Antibody Production against Human α-GalA

To assess the immunoresponse of α-GalA, an ELISA test in plasma samples was set up to detect anti-human α-GalA IgG antibodies. Briefly, clear 96-well plates (Nunc-Immuno MicroWell 96-well solid plate;, Merck) were coated with 1 μg/mL α-GalA (#6164-GH; R&D Systems) and incubated overnight at 4°C. Plates were blocked with 2% BSA in PBS at 4°C. Serum samples were diluted (1:100 in blocking solution) and incubated for 90 min at 37°C. Antibodies binding α-GalA were detected using horseradish peroxidase (HRP)-conjugated goat anti-mouse IgG antibodies (1:10,000) (# ab6789; Abcam). Samples were incubated 1 h at room temperature and then visualized using the BioFX TMB/Stop solution (#ab171522; Abcam). The reaction was halted with 1 vol of HCl 0.1 N. Absorbance was measured at 450 nm. IgG concentrations were calculated referring to a standard curve of commercial anti-human GLA antibody (#ab129173; Abcam) and donkey anti-rabbit IgG polyclonal secondary antibodies (#NA934; GE Healthcare).

Statistical Analysis

Power analysis to determine the number of animals to be included in each group was performed with the software InVivoStat, assuming that α-GalA activity would increase at least 2 nmol/h × mg in hemizygous animals injected with the scAAV9-PGK-GLA vector (power 80% and p > 0.05).
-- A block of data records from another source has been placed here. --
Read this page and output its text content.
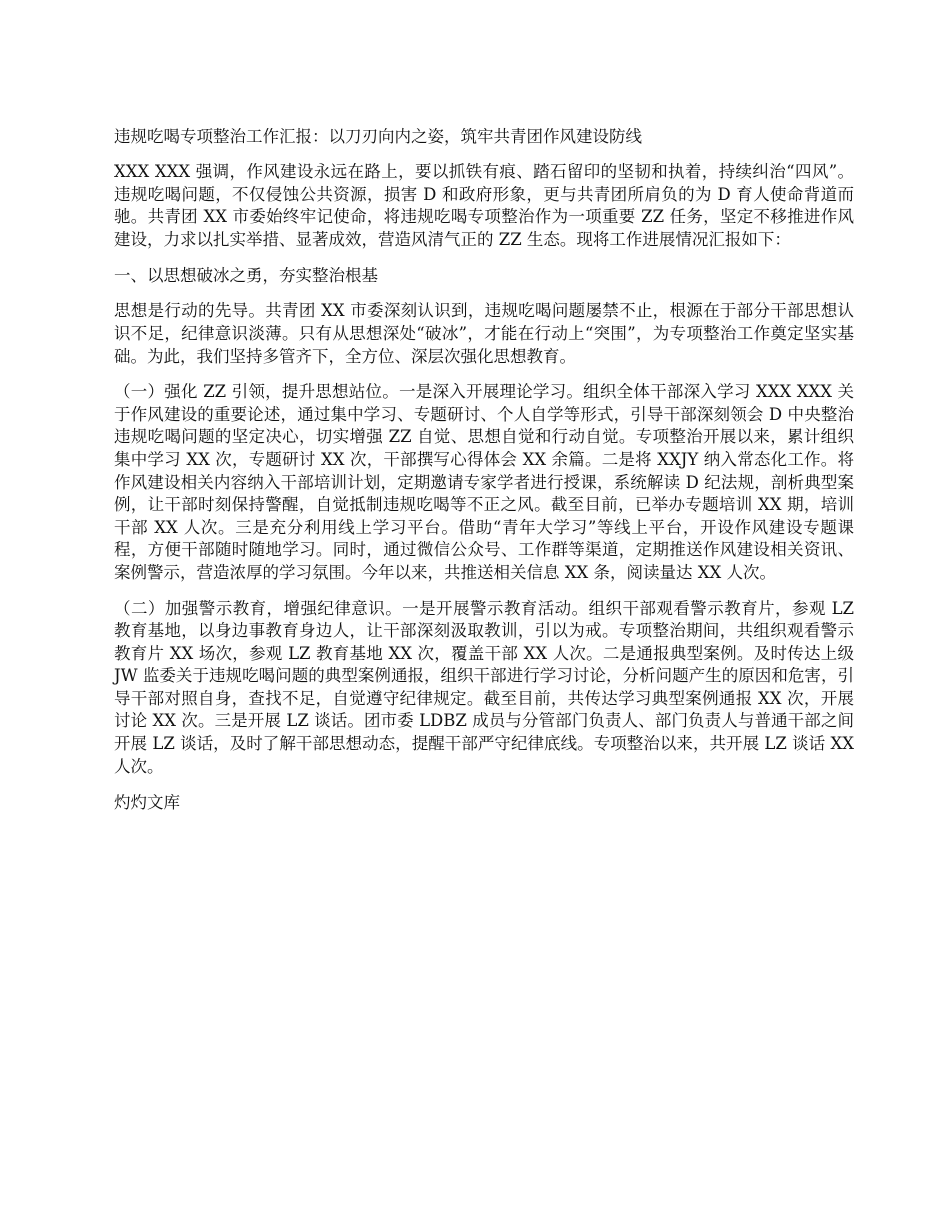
违规吃喝专项整治工作汇报：以刀刃向内之姿，筑牢共青团作风建设防线
XXX XXX 强调，作风建设永远在路上，要以抓铁有痕、踏石留印的坚韧和执着，持续纠治“四风”。违规吃喝问题，不仅侵蚀公共资源，损害 D 和政府形象，更与共青团所肩负的为 D 育人使命背道而驰。共青团 XX 市委始终牢记使命，将违规吃喝专项整治作为一项重要 ZZ 任务，坚定不移推进作风建设，力求以扎实举措、显著成效，营造风清气正的 ZZ 生态。现将工作进展情况汇报如下：
一、以思想破冰之勇，夯实整治根基
思想是行动的先导。共青团 XX 市委深刻认识到，违规吃喝问题屡禁不止，根源在于部分干部思想认识不足，纪律意识淡薄。只有从思想深处“破冰”，才能在行动上“突围”，为专项整治工作奠定坚实基础。为此，我们坚持多管齐下，全方位、深层次强化思想教育。
（一）强化 ZZ 引领，提升思想站位。一是深入开展理论学习。组织全体干部深入学习 XXX XXX 关于作风建设的重要论述，通过集中学习、专题研讨、个人自学等形式，引导干部深刻领会 D 中央整治违规吃喝问题的坚定决心，切实增强 ZZ 自觉、思想自觉和行动自觉。专项整治开展以来，累计组织集中学习 XX 次，专题研讨 XX 次，干部撰写心得体会 XX 余篇。二是将 XXJY 纳入常态化工作。将作风建设相关内容纳入干部培训计划，定期邀请专家学者进行授课，系统解读 D 纪法规，剖析典型案例，让干部时刻保持警醒，自觉抵制违规吃喝等不正之风。截至目前，已举办专题培训 XX 期，培训干部 XX 人次。三是充分利用线上学习平台。借助“青年大学习”等线上平台，开设作风建设专题课程，方便干部随时随地学习。同时，通过微信公众号、工作群等渠道，定期推送作风建设相关资讯、案例警示，营造浓厚的学习氛围。今年以来，共推送相关信息 XX 条，阅读量达 XX 人次。
（二）加强警示教育，增强纪律意识。一是开展警示教育活动。组织干部观看警示教育片，参观 LZ 教育基地，以身边事教育身边人，让干部深刻汲取教训，引以为戒。专项整治期间，共组织观看警示教育片 XX 场次，参观 LZ 教育基地 XX 次，覆盖干部 XX 人次。二是通报典型案例。及时传达上级 JW 监委关于违规吃喝问题的典型案例通报，组织干部进行学习讨论，分析问题产生的原因和危害，引导干部对照自身，查找不足，自觉遵守纪律规定。截至目前，共传达学习典型案例通报 XX 次，开展讨论 XX 次。三是开展 LZ 谈话。团市委 LDBZ 成员与分管部门负责人、部门负责人与普通干部之间开展 LZ 谈话，及时了解干部思想动态，提醒干部严守纪律底线。专项整治以来，共开展 LZ 谈话 XX 人次。
灼灼文库
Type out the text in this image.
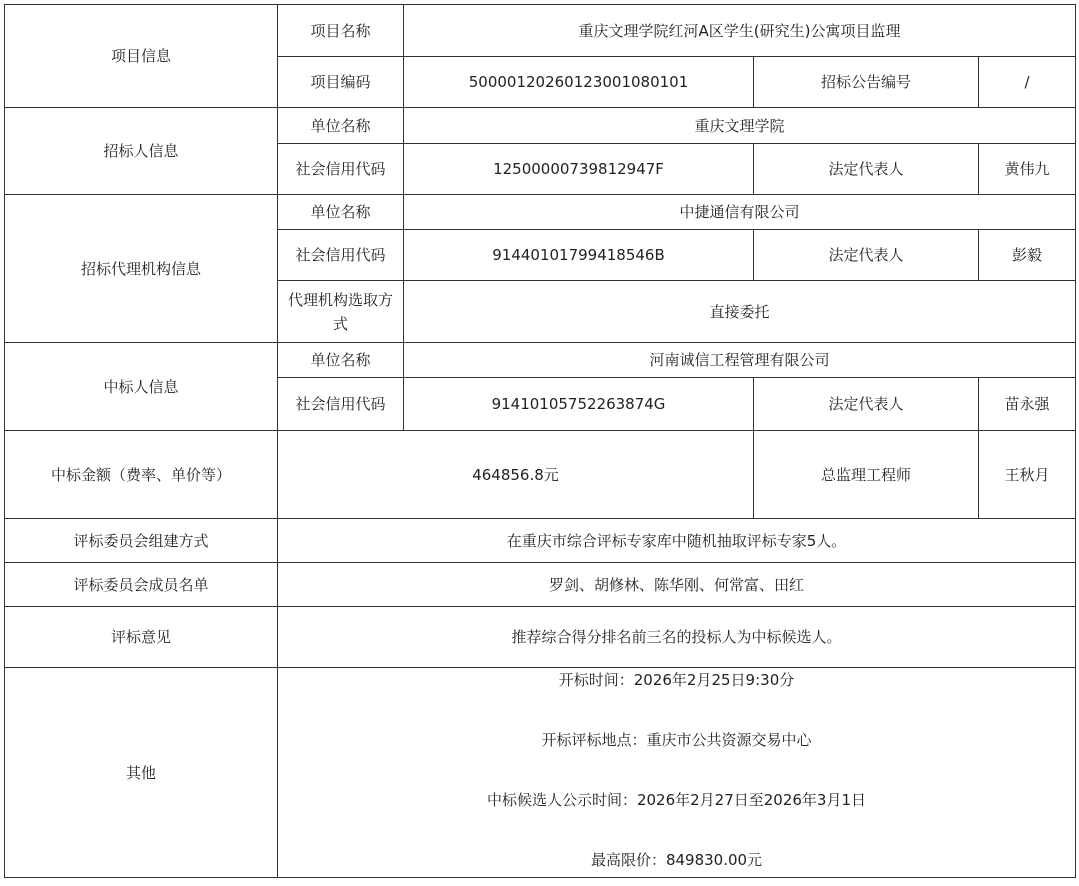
项目信息	项目名称	重庆文理学院红河A区学生(研究生)公寓项目监理		
	项目编码	500001202601230010801​01	招标公告编号	/
招标人信息	单位名称	重庆文理学院		
	社会信用代码	12500000739812947F	法定代表人	黄伟九
招标代理机构信息	单位名称	中捷通信有限公司		
	社会信用代码	91440101799418546B	法定代表人	彭毅
	代理机构选取方式	直接委托		
中标人信息	单位名称	河南诚信工程管理有限公司		
	社会信用代码	91410105752263874G	法定代表人	苗永强
中标金额（费率、单价等）	464856.8元		总监理工程师	王秋月
评标委员会组建方式	在重庆市综合评标专家库中随机抽取评标专家5人。			
评标委员会成员名单	罗剑、胡修林、陈华刚、何常富、田红			
评标意见	推荐综合得分排名前三名的投标人为中标候选人。			
其他	开标时间：2026年2月25日9:30分
开标评标地点：重庆市公共资源交易中心
中标候选人公示时间：2026年2月27日至2026年3月1日
最高限价：849830.00元			
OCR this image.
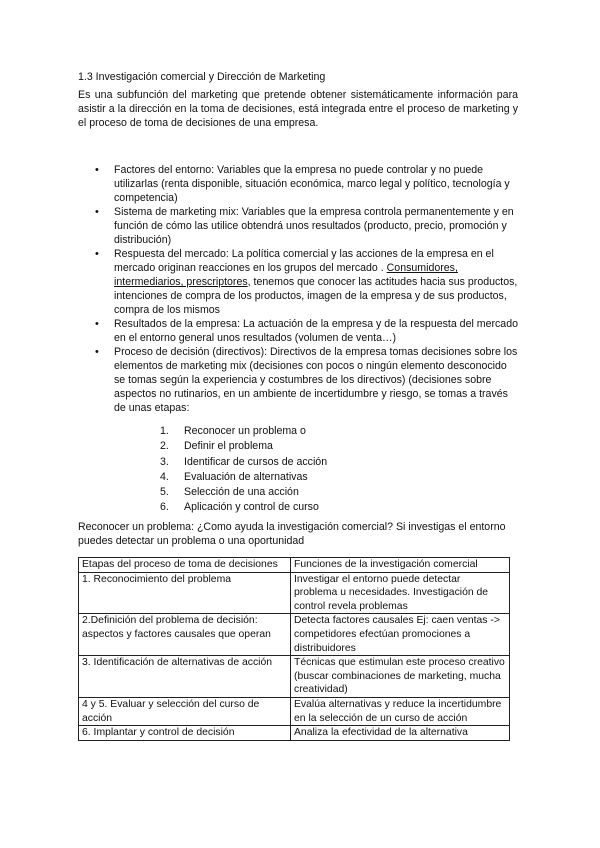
1.3 Investigación comercial y Dirección de Marketing
Es una subfunción del marketing que pretende obtener sistemáticamente información para asistir a la dirección en la toma de decisiones, está integrada entre el proceso de marketing y el proceso de toma de decisiones de una empresa.
• Factores del entorno: Variables que la empresa no puede controlar y no puede utilizarlas (renta disponible, situación económica, marco legal y político, tecnología y competencia)
• Sistema de marketing mix: Variables que la empresa controla permanentemente y en función de cómo las utilice obtendrá unos resultados (producto, precio, promoción y distribución)
• Respuesta del mercado: La política comercial y las acciones de la empresa en el mercado originan reacciones en los grupos del mercado . Consumidores, intermediarios, prescriptores, tenemos que conocer las actitudes hacia sus productos, intenciones de compra de los productos, imagen de la empresa y de sus productos, compra de los mismos
• Resultados de la empresa: La actuación de la empresa y de la respuesta del mercado en el entorno general unos resultados (volumen de venta…)
• Proceso de decisión (directivos): Directivos de la empresa tomas decisiones sobre los elementos de marketing mix (decisiones con pocos o ningún elemento desconocido se tomas según la experiencia y costumbres de los directivos) (decisiones sobre aspectos no rutinarios, en un ambiente de incertidumbre y riesgo, se tomas a través de unas etapas:
1.	Reconocer un problema o
2.	Definir el problema
3.	Identificar de cursos de acción
4.	Evaluación de alternativas
5.	Selección de una acción
6.	Aplicación y control de curso
Reconocer un problema: ¿Como ayuda la investigación comercial? Si investigas el entorno puedes detectar un problema o una oportunidad
Etapas del proceso de toma de decisiones	Funciones de la investigación comercial
1. Reconocimiento del problema	Investigar el entorno puede detectar problema u necesidades. Investigación de control revela problemas
2.Definición del problema de decisión: aspectos y factores causales que operan	Detecta factores causales Ej: caen ventas -> competidores efectúan promociones a distribuidores
3. Identificación de alternativas de acción	Técnicas que estimulan este proceso creativo (buscar combinaciones de marketing, mucha creatividad)
4 y 5. Evaluar y selección del curso de acción	Evalúa alternativas y reduce la incertidumbre en la selección de un curso de acción
6. Implantar y control de decisión	Analiza la efectividad de la alternativa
For ddPCR, WB, activity, and Lyso-Gb3 data, significance was assessed by nonparametric t tests (2 tales) using Graph Prism software.

For each tissue, time point, and doses, the correlation among variables (virus titer, α-GalA expression, and activity) was assessed using Rho.

Statistical differences in the body weight were assessed by mixed ANOVA, combining Mauchly’s test of sphericity and Greenhouse-Geisser correction.